In this light, the vote on the embargo can be seen for the diversionary tactic that it is. The problem that I and many other Cuban-Americans have is that the excuse for the vote was handed to Castro by the Cuban exile community and the US government, in the form of the Cuban Democracy Act of 1992. Among its other provisions, most of which are reasonable, the new law seeks to tighten the embargo further by prohibiting foreign subsidiaries of US companies from doing business with Cuba, and by punishing oth er countries that do so.
While well-intentioned, the Cuban Democracy Act helps Castro by alienating US allies. This is evidenced by the fact that such close friends as Canada, France, and Spain supported the Cuban resolution. Also, the Democracy Act once again permits the dictator to use Cuban nationalism for his own ends, namely to promote an us-against-them mentality on the island.
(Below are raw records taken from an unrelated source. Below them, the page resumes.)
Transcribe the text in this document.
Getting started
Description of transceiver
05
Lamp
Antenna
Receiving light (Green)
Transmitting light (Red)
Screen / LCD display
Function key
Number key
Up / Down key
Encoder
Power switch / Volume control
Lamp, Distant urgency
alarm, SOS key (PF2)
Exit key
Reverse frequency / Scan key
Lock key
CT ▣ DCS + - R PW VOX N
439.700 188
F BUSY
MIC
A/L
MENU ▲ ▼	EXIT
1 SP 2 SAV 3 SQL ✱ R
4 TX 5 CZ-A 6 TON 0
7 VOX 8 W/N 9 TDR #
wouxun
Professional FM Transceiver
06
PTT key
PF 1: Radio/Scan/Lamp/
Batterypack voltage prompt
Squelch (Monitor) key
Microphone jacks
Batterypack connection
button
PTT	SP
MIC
With little or no accurate information about the outside world, Cubans see only a unilateral, internationally unpopular US measure directed against
Cuba, when concerted international pressure would send a much clearer signal of support for change.
Finally, the law serves to divert attention from the central issue - not the embargo, but the fact that after nearly 34 years of totalitarian dictatorship, Cuba must at last join the global trend toward democracy. The front-page press coverage afforded the vote - in contrast to the meager attention paid to the Human Rights Commission's report - is proof that the diversion succeeded.
The Cuban exile community is not as ideologically monolithic as it once was, and many of us are tired of seeing our self-appointed leaders shoot all Cubans in the foot, when their ostensible target is Fidel Castro. The embargo has become such a litmus test among the exiles - and now internationally - that the suffering of Cubans on the island, and the causes of that suffering, are obscured in a swamp of recriminations, politicking, and jockeying for position. The more turmoil there is in Miami, the more soundly Castro sleeps every night.
There appears to be a direct correlation between the vehemence of anti-Castro groups and their usefulness to him. In November, the chief of operations of Alpha 66, a paramilitary organization dedicated to the overthrow of the dictatorship, admitted that several of his group's commando raids to Cuba had been ordered and paid for by the Cuban government. Clearly, these attacks help Castro by providing an excuse for further repression. These groups need to reexamine their tactics accordingly.
Castro is now on increasingly thin ice. His dismissal of party ideologue Carlos Aldana earlier this fall, his dismal reception at the Ibero-American summit in Spain this summer, and his increasing reliance on crude forms of repression are all proof of this.
It is time for Cubans who are lucky enough to live in freedom to act on behalf of those who do not. We in the exile community must realize that we need to use our collective energy and resources where they will have the greatest effect - seeking organized international condemnation of the Cuban regime, and supporting the work being done inside Cuba by the burgeoning dissident movement.